At the beginning of World War II, she and composer George Antheil developed a radio guidance system for Allied torpedoes that used spread spectrum and frequency hopping technology to defeat the threat of jamming by the Axis powers. Although the US Navy did not adopt the technology until the 1960s, the principles of their work are incorporated into Bluetooth technology and are similar to methods used in legacy versions of CDMA and Wi-Fi. This work led to their induction into the National Inventors Hall of Fame in 2014.
Although Lamarr had no formal training and was primarily self-taught, she worked in her spare time on various hobbies and inventions, which included an improved traffic stoplight and a tablet that would dissolve in water to create a carbonated drink. The beverage was unsuccessful; Lamarr herself said it tasted like Alka-Seltzer.
Among the few who knew of Lamarr's inventiveness was aviation tycoon Howard Hughes. She suggested he changes the rather square design of his aeroplanes (which she thought looked too slow) to a more streamlined shape, based on pictures of the fastest birds and fish she could find. Lamarr discussed her relationship with Hughes during an interview, saying that while they dated, he actively supported her "tinkering" hobbies. He put his team of scientists and engineers at her disposal, saying they would do or make anything she asked for.
During World War II, Lamarr learned that radio-controlled torpedoes, an emerging technology in naval war, could easily be jammed and set off course. She thought of creating a frequency-hopping signal that could not be tracked or jammed. She contacted her friend, composer and pianist George Antheil, to help her develop a device for doing that, and he succeeded by synchronizing a miniaturized player-piano mechanism with radio signals. They drafted designs for the frequency-hopping system, which they patented. Antheil recalled: "We began talking about the war, which, in the late summer of 1940, was looking most extremely black. Hedy said that she did not feel very comfortable, sitting there in Hollywood and making lots of money when things were in such a state. She said that she knew a good deal about munitions and various secret weapons... and that she was thinking seriously of quitting MGM and going to Washington, DC, to offer her services to the newly established Inventors' Council."

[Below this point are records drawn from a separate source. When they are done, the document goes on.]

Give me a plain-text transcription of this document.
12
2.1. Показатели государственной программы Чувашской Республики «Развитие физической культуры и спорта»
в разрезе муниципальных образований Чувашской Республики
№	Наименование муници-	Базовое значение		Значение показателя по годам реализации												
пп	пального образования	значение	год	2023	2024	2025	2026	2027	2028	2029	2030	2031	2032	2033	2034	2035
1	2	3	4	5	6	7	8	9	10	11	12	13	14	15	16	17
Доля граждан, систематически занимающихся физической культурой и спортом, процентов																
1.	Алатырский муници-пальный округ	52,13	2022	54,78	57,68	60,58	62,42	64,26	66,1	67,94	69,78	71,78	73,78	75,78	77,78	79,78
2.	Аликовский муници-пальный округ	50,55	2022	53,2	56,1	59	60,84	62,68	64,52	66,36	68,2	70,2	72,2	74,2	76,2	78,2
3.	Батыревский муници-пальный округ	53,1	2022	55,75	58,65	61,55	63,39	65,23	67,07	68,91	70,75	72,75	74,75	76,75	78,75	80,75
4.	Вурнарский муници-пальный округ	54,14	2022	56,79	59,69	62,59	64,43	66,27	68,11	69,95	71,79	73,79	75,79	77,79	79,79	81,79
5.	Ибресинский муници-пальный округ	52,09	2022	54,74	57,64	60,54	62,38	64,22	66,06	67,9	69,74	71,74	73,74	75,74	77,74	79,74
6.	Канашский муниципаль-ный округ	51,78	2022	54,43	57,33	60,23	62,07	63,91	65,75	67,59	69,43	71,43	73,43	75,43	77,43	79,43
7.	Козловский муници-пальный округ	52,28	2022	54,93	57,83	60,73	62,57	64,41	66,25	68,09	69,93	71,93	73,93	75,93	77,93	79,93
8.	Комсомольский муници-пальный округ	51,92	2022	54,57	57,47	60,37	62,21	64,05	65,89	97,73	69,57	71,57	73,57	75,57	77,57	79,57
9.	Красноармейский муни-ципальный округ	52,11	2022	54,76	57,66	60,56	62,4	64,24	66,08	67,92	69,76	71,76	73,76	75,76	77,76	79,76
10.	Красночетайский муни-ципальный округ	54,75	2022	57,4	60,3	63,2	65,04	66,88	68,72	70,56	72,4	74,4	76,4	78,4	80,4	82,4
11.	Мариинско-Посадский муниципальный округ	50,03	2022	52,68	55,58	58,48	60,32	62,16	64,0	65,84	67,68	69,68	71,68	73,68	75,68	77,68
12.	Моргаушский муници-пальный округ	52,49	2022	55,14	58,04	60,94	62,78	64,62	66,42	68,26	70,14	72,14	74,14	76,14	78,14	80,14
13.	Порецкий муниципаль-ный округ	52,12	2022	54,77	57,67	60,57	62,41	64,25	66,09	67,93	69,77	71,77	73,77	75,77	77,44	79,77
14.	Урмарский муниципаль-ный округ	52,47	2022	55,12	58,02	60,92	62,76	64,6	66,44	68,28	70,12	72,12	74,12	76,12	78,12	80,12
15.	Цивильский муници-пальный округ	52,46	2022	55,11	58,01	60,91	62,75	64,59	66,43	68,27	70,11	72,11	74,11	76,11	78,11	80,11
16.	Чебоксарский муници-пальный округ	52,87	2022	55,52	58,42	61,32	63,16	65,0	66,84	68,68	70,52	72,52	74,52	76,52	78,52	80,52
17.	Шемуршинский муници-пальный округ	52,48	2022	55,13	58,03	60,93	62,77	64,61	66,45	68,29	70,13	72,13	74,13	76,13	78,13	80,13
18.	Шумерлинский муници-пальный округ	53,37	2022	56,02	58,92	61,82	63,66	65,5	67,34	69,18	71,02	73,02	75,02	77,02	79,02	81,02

Their invention was granted a patent under US Patent 2,292,387 on August 11, 1942 (filed using her married name Hedy Kiesler Markey). However, it was technologically difficult to implement, and at that time the U.S. Navy was not receptive to considering inventions coming from outside the military. In 1962, (at the time of the Cuban missile crisis), an updated version of their design at last appeared on Navy ships.
In 1997, Lamarr and Antheil received the Electronic Frontier Foundation Pioneer Award and the Bulbie Gnass Spirit of Achievement Bronze Award, given to individuals whose creative lifetime achievements in the arts, sciences, business, or invention fields have significantly contributed to society. Lamarr was featured on the Science Channel and the Discovery Channel. In 2014, Lamarr and Antheil were posthumously inducted into the National Inventors Hall of Fame.